By Gerald Wright (Originally published April 28, 2016 on Open Canada. Re-printed with permission.)
A $15 billion arms deal with Saudi Arabia is giving the Trudeau government’s foreign policy its first trial by fire. Another test, less traumatic on the surface but every bit as important, is looming.
Soon an international arbitral tribunal set up by the Permanent Court of Arbitration in The Hague is expected to rule on a suit brought by the Philippines that challenges China’s claim to most of the South China Sea. The claim, supposedly hallowed by 2,000 years of history, overlaps the exclusive economic zones claimed by Brunei, Indonesia, Malaysia, the Philippines and Vietnam.
The Philippines’ argument is expected to prevail. China has denied the jurisdiction of the tribunal but has been hard at work strengthening its de facto control of the Sea by turning reefs into artificial islands and loading them with infrastructure. In response, the United States has been undertaking “freedom of navigation” naval patrols close to some of the disputed features, acquiring basing rights and, along with Japan, improving the military and coast guard capabilities of countries affected by China’s claim.
What should Canada do if China simply ignores the ruling? Some will argue that we have too much to lose by needlessly provoking an extraordinarily sensitive Chinese dragon. At first glance the dispute does not appear to affect our commercial interests. China has been very canny by promising that the $5 trillion in trade that annually passes through the Sea will not be impeded by its island-building binge or its sovereignty claim. The Canadian navy is in such feeble condition that a long-term military contribution to the Western Pacific would appear out of the question. In any case, are we and our allies seriously going to risk a major conflict over tiny outposts that could be neutralized at a moment’s notice by American forces?

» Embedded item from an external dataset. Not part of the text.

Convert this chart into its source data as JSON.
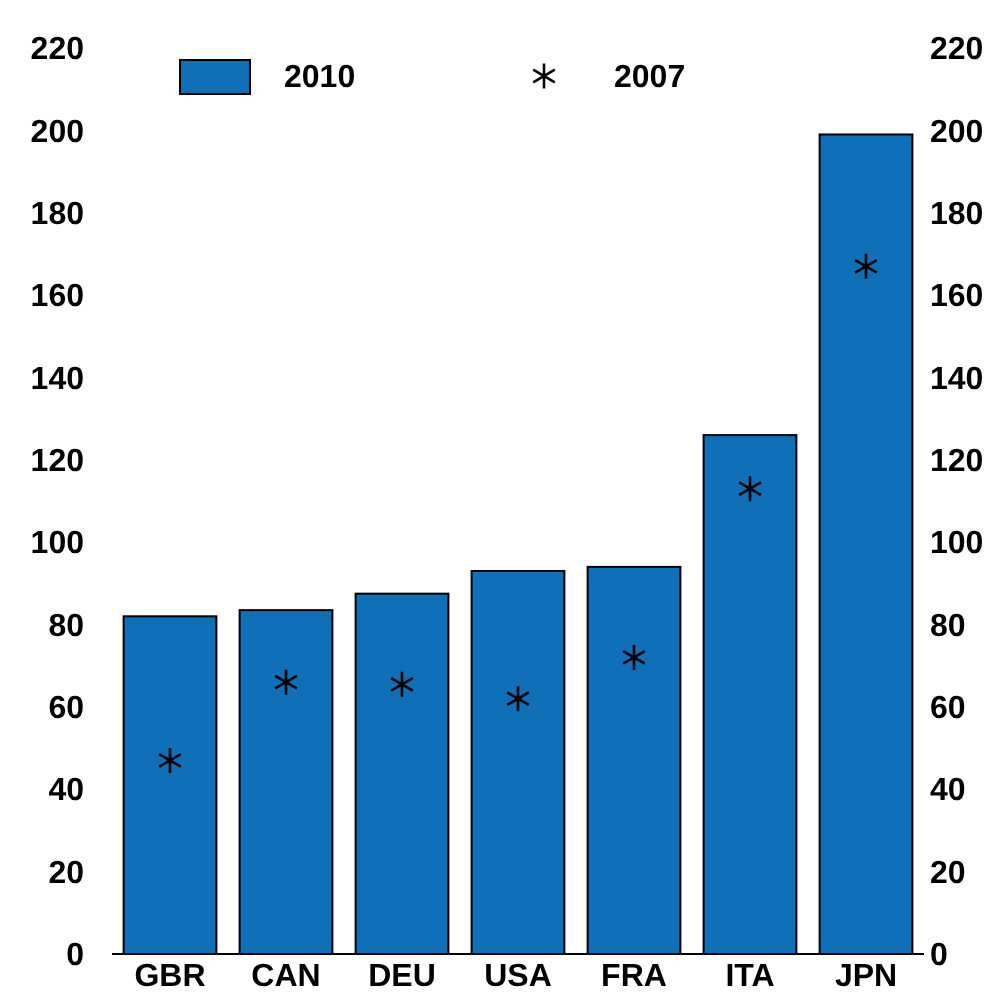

Yet there is a vital Canadian interest at stake here. If China disregards the decision of the tribunal and maintains its claim, it will be thumbing its nose at the 1982 Convention on the Law of the Sea, which China signed and ratified. The Convention, which prescribes who can fish or drill for oil and where, and guarantees freedom of navigation and overflight, is a significant part of the international regime of rules, which we have been painstakingly trying to construct since 1945. China has availed itself of those rules when it suited its purpose, notably by adhering to the World Trade Organization, an example of what former Canadian ambassador to China David Mulroney calls Beijing’s “cafeteria-style approach to the rules.”
Canada, a middle power, depends on the rules regime to help defend its interests. The 1982 Convention, for example, has been used to strengthen Canada’s control over activities off its three coasts and now structures our claim to mineral resources in the Arctic Ocean seabed, where the continental shelf extends beyond our exclusive economic zone. Now that we know that China is at least interested in the possibility of commercial shipping in the North, do we not have all the more reason to ensure that the legal regime is in robust shape?
China is playing for the long haul, calculating that exercising de facto control while permitting free passage through the Sea will eventually wear down resistance. Outsiders are warned to employ discretion, as was New Zealand Prime Minister John Key on his recent visit to China. New Zealand, though it may temper its comments, is nonetheless likely to call for the Tribunal’s ruling to be respected. Not all the members of the Association of Southeast Asian Nations, however, can be expected to stand shoulder to shoulder with the Philippines. Fearing their giant neighbour and not wanting to risk trade and investment relations with it, many Southeast Asian political leaders will acquiesce in the Chinese view that disputes should be settled bilaterally, through consultation and negotiation, rather than arbitration.
Canada should strive to make the preservation of the rules regime a multilateral project, not one that is left up to the United States, which has not ratified the Law of the Sea Convention. There could well, for example, be a role for Canada in bolstering the resolve of European countries, whose attention is currently focused on Islamic State terrorism and Syrian refugees. In fact, this is a good opportunity to refute the idea that the international order is nothing but an American contrivance.
The situation calls for patient, relentless diplomacy, confronting China with the necessity of complying with the Tribunal’s decision and recognizing that other countries have rights in the Sea too. The G-7 foreign ministers’ recent communiqué, emphasizing that maritime disputes should be settled through “internationally recognized legal dispute settlement mechanisms, including arbitration,” is a start. If we are serious about respect for rules, and the part that rules play in making international life civilized and tolerable, this is a duty we should not shirk.
Gerald Wright is a Senior Fellow, at the Norman Paterson School of International Affairs at Carleton University.